Num antigo calabouço de almas, ali estava ela. Já havia sido presa há tanto tempo que nem se lembrava mais de seus crimes e nem os guardas. Estava ali presa por convenção. No entanto, por mais que o tempo passasse, não deixava de reclamar. Passava o dia a resmungar e mastigar fumo, cuspindo-o numa jarra. Certo dia, alguém lhe deu um pedaço de giz.

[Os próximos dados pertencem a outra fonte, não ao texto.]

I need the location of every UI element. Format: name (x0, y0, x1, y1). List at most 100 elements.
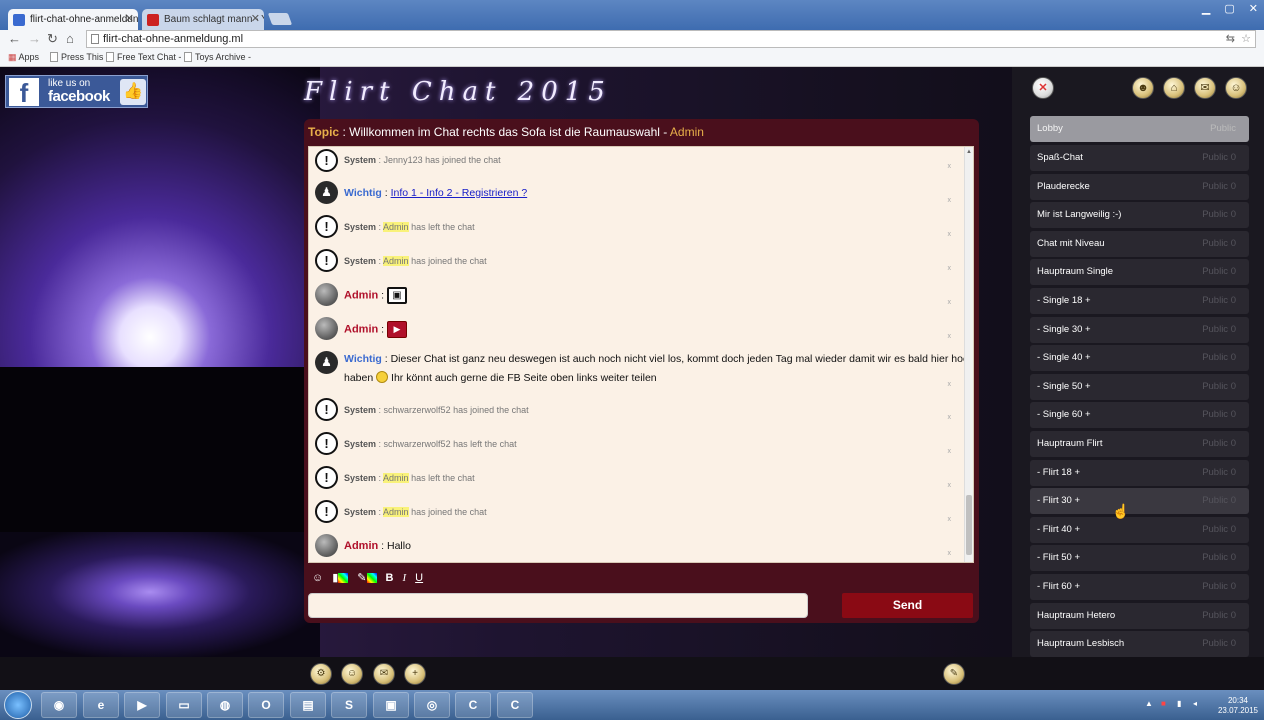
close-icon[interactable]: ✕ (1032, 77, 1054, 99)
delete-message-icon[interactable]: x (948, 550, 952, 557)
reload-icon[interactable]: ↻ (47, 31, 58, 47)
rooms-icon[interactable]: ⌂ (1163, 77, 1185, 99)
delete-message-icon[interactable]: x (948, 482, 952, 489)
add-icon[interactable]: + (404, 663, 426, 685)
room-flirt-60[interactable]: - Flirt 60 + Public 0 (1030, 574, 1249, 600)
announcement-icon: ♟ (315, 181, 338, 204)
star-icon[interactable]: ☆ (1241, 31, 1251, 47)
delete-message-icon[interactable]: x (948, 197, 952, 204)
delete-message-icon[interactable]: x (948, 333, 952, 340)
info-links[interactable]: Info 1 - Info 2 - Registrieren ? (391, 187, 528, 199)
notes-icon[interactable]: ✎ (943, 663, 965, 685)
close-icon[interactable]: ✕ (125, 9, 134, 30)
maximize-icon[interactable]: ▢ (1224, 2, 1234, 15)
tray-arrow-icon[interactable]: ▲ (1145, 699, 1153, 708)
firefox-icon[interactable]: ◍ (207, 692, 243, 718)
message-list[interactable]: ! System : Jenny123 has joined the chat … (308, 146, 974, 563)
tab-youtube[interactable]: Baum schlagt mann - You ✕ (142, 9, 264, 30)
delete-message-icon[interactable]: x (948, 299, 952, 306)
close-window-icon[interactable]: ✕ (1249, 2, 1258, 15)
room-spass-chat[interactable]: Spaß-Chat Public 0 (1030, 145, 1249, 171)
room-flirt-50[interactable]: - Flirt 50 + Public 0 (1030, 545, 1249, 571)
room-niveau[interactable]: Chat mit Niveau Public 0 (1030, 231, 1249, 257)
bookmark-press-this[interactable]: Press This (50, 52, 103, 62)
remote-desktop-icon[interactable]: ▣ (373, 692, 409, 718)
messages-icon[interactable]: ✉ (373, 663, 395, 685)
video-play-icon[interactable]: ▶ (387, 321, 407, 338)
network-icon[interactable]: ◎ (414, 692, 450, 718)
volume-icon[interactable]: ◂ (1193, 699, 1197, 708)
room-single-40[interactable]: - Single 40 + Public 0 (1030, 345, 1249, 371)
room-single-50[interactable]: - Single 50 + Public 0 (1030, 374, 1249, 400)
delete-message-icon[interactable]: x (948, 231, 952, 238)
opera-icon[interactable]: O (248, 692, 284, 718)
italic-icon[interactable]: I (402, 572, 406, 584)
delete-message-icon[interactable]: x (948, 163, 952, 170)
skype-icon[interactable]: S (331, 692, 367, 718)
scroll-up-icon[interactable]: ▲ (966, 149, 972, 155)
text-color-icon[interactable]: ✎ (357, 571, 377, 584)
translate-icon[interactable]: ⇆ (1226, 31, 1235, 47)
background-color-icon[interactable]: ▮ (332, 571, 349, 584)
list-item: Admin : ▣ x (315, 283, 955, 307)
room-plauderecke[interactable]: Plauderecke Public 0 (1030, 174, 1249, 200)
room-hauptraum-flirt[interactable]: Hauptraum Flirt Public 0 (1030, 431, 1249, 457)
profile-icon[interactable]: ☺ (341, 663, 363, 685)
bold-icon[interactable]: B (386, 572, 394, 584)
media-player-icon[interactable]: ▶ (124, 692, 160, 718)
chrome-taskbar-icon[interactable]: ◉ (41, 692, 77, 718)
facebook-like-badge[interactable]: f like us on facebook 👍 (5, 75, 148, 108)
home-icon[interactable]: ⌂ (66, 31, 74, 46)
delete-message-icon[interactable]: x (948, 265, 952, 272)
emoji-icon[interactable]: ☺ (312, 572, 323, 584)
room-flirt-30[interactable]: - Flirt 30 + Public 0 (1030, 488, 1249, 514)
message-scrollbar[interactable]: ▲ (964, 147, 973, 562)
room-hauptraum-hetero[interactable]: Hauptraum Hetero Public 0 (1030, 603, 1249, 629)
delete-message-icon[interactable]: x (948, 516, 952, 523)
room-single-60[interactable]: - Single 60 + Public 0 (1030, 402, 1249, 428)
room-hauptraum-lesbisch[interactable]: Hauptraum Lesbisch Public 0 (1030, 631, 1249, 657)
camtasia-recorder-icon[interactable]: C (497, 692, 533, 718)
internet-explorer-icon[interactable]: e (83, 692, 119, 718)
new-tab-button[interactable] (267, 13, 293, 25)
room-flirt-40[interactable]: - Flirt 40 + Public 0 (1030, 517, 1249, 543)
image-attachment-icon[interactable]: ▣ (387, 287, 407, 304)
settings-icon[interactable]: ⚙ (310, 663, 332, 685)
bookmark-toys-archive[interactable]: Toys Archive - (184, 52, 251, 62)
send-button[interactable]: Send (842, 593, 973, 618)
delete-message-icon[interactable]: x (948, 448, 952, 455)
tab-label: flirt-chat-ohne-anmeldung (30, 14, 138, 25)
users-icon[interactable]: ☻ (1132, 77, 1154, 99)
clock-time: 20:34 (1227, 696, 1248, 705)
topic-label: Topic (308, 125, 340, 139)
bookmark-apps[interactable]: ▦ Apps (8, 52, 39, 63)
network-tray-icon[interactable]: ▮ (1177, 699, 1181, 708)
message-text: Admin : ▣ (344, 287, 407, 304)
delete-message-icon[interactable]: x (948, 381, 952, 388)
folder-icon[interactable]: ▭ (166, 692, 202, 718)
address-bar[interactable]: flirt-chat-ohne-anmeldung.ml ⇆ ☆ (86, 30, 1256, 48)
room-langweilig[interactable]: Mir ist Langweilig :-) Public 0 (1030, 202, 1249, 228)
room-single-30[interactable]: - Single 30 + Public 0 (1030, 317, 1249, 343)
close-icon[interactable]: ✕ (251, 9, 260, 30)
minimize-icon[interactable]: ▁ (1202, 2, 1210, 15)
start-button[interactable] (4, 691, 32, 719)
user-settings-icon[interactable]: ☺ (1225, 77, 1247, 99)
tab-flirt-chat[interactable]: flirt-chat-ohne-anmeldung ✕ (8, 9, 138, 30)
room-hauptraum-single[interactable]: Hauptraum Single Public 0 (1030, 259, 1249, 285)
taskbar-clock[interactable]: 20:34 23.07.2015 (1218, 696, 1258, 716)
forward-arrow-icon[interactable]: → (28, 31, 41, 46)
back-arrow-icon[interactable]: ← (8, 31, 21, 46)
scrollbar-thumb[interactable] (966, 495, 972, 555)
room-lobby[interactable]: Lobby Public (1030, 116, 1249, 142)
underline-icon[interactable]: U (415, 572, 423, 584)
spreadsheet-icon[interactable]: ▤ (290, 692, 326, 718)
chat-bubble-icon[interactable]: ✉ (1194, 77, 1216, 99)
camtasia-icon[interactable]: C (455, 692, 491, 718)
bookmark-free-text-chat[interactable]: Free Text Chat - (106, 52, 181, 62)
room-flirt-18[interactable]: - Flirt 18 + Public 0 (1030, 460, 1249, 486)
antivirus-icon[interactable]: ■ (1161, 699, 1166, 708)
room-single-18[interactable]: - Single 18 + Public 0 (1030, 288, 1249, 314)
message-input[interactable] (308, 593, 808, 618)
delete-message-icon[interactable]: x (948, 414, 952, 421)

No dia seguinte, a alma não mais estava ali. As paredes escuras do calabouço, todavia, brilhavam com palavras prateadas, harmonicamente espalhadas como pombas brancas na noite. E as palavras cuidadosamente escritas diziam:
"Eis que fujo desse calabouço para repousar eternamente em minhas palavras. Nada mais me segura nessas paredes. Minhas palavras hão de alcançar cada frestinha do mundo, e eu alcançarei os lugares mais belos junto delas. Fujo, sim, depois de tantos anos. Considerem uma aposentadoria de uma alma cansada e doente. Uma alma que nem corpo tinha para arrastar. No entanto, resmungar sempre me divertiu. Agradeço por ter tantos motivos pra reclamar!"

Comentários

Margos disse…
"Harmonicamente espalhadas como pombas brancas na noite". Considerando a possibilidade, achei uma delícia.